Eat your way to a healthier planet

Residents are being urged to think about how their food choices might be impacting the environment as part of this month’s Climate Change Challenge by South Northamptonshire Council (SNC).

Published: Monday, 20th July 2020

Research shows that 26 per cent of global greenhouse gas emissions come from the production, processing and transportation of food.

The Intergovernmental Panel on Climate Change said eating locally sourced food and throwing less of it away are just two things people can do right away to help combat climate change.

Cllr Dermot Bambridge, SNC’s portfolio holder for environmental services, said: “During the lockdown we saw an increase in people buying from local producers and I would encourage South Northamptonshire residents to continue doing so as the lockdown eases.

“It’s fresher, will have fewer road miles and supports the local economy.

“We’d also like residents to really focus on how much food they waste.
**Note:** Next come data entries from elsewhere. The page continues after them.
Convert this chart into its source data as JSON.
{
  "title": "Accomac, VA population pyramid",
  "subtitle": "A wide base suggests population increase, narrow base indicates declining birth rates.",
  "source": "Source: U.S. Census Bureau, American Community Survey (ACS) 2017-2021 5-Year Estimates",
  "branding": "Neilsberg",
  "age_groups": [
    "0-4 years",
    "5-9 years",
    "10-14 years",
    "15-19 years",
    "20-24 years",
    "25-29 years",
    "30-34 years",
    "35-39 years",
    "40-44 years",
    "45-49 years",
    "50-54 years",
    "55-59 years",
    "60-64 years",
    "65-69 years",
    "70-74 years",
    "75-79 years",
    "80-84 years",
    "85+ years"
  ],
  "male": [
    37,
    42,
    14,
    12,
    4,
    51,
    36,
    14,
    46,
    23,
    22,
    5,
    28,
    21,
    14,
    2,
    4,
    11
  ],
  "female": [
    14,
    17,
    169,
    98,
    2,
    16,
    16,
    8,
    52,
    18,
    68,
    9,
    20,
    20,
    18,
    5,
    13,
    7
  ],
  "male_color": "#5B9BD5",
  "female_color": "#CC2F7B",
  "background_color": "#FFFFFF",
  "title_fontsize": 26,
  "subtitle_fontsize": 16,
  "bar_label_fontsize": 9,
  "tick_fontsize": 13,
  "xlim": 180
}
More than a quarter of emissions come from the food supply chain.

“So, not only can people save money, they will cut down their overall carbon footprint by not paying for food that just goes into their silver food caddy."

Experts also suggest that more variety is needed in the foods we eat. Around 75 per cent of all the food eaten globally comes from just 12 plants and five animals.

This lack of diversity makes the food system extremely vulnerable. As the climate changes, this could worsen due to increased droughts and flooding, as well as more pests and diseases.

To find out more about the environmental impact of different foods, visit BBC’s Food Calculator.

There many other ways residents can reduce their carbon footprint though their food choices, such as introducing more plant-based foods into their diet, buying less processed food, and reducing the amount of meat and dairy they eat on a weekly basis.